Member of the West Virginia House of Delegates from the 8th district
- In office December 1, 2022 – June 15, 2025
- Preceded by: Everette Anderson
- Succeeded by: Bill Bell

Member of the West Virginia House of Delegates from the 6th district
- In office December 1, 2018 – December 1, 2022
- Preceded by: William Romine
- Succeeded by: Charlie Reynolds

Personal details
- Born: David L. Kelly November 8, 1956 (age 69) Parkersburg, West Virginia, U.S.
- Party: Republican
- Spouse: Jan Kelly
- Education: PhD in Divinity
- Occupation: Sheriff, county commissioner

= David Kelly (politician) =

American politician

David Kelly (Born November 8, 1956) is an American politician who served in the West Virginia House of Delegates from 2018 to 2025. Kelly is a Republican.

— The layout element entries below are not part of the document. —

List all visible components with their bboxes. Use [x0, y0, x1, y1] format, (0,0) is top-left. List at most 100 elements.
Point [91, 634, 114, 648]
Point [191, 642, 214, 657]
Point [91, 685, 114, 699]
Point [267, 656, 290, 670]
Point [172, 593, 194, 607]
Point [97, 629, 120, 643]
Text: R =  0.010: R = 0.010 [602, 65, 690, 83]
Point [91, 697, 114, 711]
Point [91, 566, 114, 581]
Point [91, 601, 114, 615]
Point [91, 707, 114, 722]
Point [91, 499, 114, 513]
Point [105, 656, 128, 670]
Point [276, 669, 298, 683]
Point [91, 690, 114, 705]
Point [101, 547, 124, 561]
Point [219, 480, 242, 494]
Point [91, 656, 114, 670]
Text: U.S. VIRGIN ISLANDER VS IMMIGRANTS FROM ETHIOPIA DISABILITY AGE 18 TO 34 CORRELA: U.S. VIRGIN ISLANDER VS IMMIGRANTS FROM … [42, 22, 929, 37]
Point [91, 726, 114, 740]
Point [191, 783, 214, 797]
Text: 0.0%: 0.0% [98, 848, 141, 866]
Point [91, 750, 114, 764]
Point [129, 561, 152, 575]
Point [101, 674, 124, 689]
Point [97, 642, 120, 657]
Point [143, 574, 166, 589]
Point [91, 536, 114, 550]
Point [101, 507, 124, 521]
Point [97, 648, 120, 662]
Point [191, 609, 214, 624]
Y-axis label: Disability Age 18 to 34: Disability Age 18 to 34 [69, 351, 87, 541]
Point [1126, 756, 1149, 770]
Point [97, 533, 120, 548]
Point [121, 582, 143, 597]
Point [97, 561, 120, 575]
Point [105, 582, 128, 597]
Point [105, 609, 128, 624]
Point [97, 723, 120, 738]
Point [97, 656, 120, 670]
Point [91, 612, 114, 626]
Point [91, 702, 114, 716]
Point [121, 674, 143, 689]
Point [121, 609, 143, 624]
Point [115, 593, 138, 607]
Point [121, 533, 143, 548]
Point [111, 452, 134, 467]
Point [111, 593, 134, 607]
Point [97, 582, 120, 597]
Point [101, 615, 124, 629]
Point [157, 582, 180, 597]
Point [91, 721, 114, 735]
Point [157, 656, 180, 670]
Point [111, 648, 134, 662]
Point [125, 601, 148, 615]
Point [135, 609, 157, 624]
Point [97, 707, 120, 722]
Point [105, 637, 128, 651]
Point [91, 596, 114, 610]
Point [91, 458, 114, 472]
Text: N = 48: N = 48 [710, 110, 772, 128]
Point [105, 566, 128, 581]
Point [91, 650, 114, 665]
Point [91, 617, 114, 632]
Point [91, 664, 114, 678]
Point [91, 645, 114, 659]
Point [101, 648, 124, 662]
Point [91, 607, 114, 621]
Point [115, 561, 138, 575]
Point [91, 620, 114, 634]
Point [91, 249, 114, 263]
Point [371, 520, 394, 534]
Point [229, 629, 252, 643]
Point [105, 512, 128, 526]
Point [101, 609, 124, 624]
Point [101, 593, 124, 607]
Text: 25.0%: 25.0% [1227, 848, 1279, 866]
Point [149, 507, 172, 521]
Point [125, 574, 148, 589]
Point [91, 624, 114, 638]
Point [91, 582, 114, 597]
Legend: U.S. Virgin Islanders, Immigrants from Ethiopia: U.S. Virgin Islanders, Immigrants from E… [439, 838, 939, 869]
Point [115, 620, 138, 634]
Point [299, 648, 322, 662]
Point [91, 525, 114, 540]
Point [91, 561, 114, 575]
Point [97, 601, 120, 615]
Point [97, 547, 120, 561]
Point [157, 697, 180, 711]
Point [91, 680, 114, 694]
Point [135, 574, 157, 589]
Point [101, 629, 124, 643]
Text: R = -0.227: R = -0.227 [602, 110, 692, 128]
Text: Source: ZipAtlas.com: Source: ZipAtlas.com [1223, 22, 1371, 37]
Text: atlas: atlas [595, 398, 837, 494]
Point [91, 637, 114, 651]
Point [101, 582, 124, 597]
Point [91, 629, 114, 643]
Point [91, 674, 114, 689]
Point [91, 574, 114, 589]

==Early life, education, and career==
Kelly was born in Petersburg, West Virginia to Darlene Dotson Kelly and John E. Kelly. He has a PhD in divinity. Kelly served 20 years in law enforcement, including two terms as a sheriff. He also served as the Tyler County commissioner before running to be a delegate.

==Elections==
===2018===
In his primary, Kelly defeated fellow Republican Alex King with 53.05% of the vote to earn the nomination.

Kelly defeated Democrat T. Chris Combs and Independent J. Scott Beaver with 67.05% of the vote in the general election.

===2020===
In his second primary election, Kelly ran unopposed.

Kelly defeated Democrat Cindy Welch with 72.70% of the vote to win reelection in the general election.

==Tenure==
===Committee assignments===
- Select Committee on Prevention and Treatment of Substance Abuse (Chair)
- Agriculture and Natural Resources
- Judiciary
- Veterans Affairs and Homeland Security

Kelly is the Assistant Majority Whip in the Republican-controlled House of Delegates.

Kelly has a 77% lifetime rating from the American Conservative Union. He also has a B− rating from the West Virginia Citizens Defense League, a gun rights organization, as of 2020. Kelly had a 16% rating from the West Virginia chapter of the Sierra Club as of 2020.

In June 2025, Kelly left the House to become the Commissioner of the Division of Corrections and Rehabilitation.

==Personal life==
Kelly is married to Jan Kelly and has four children. He is a Protestant.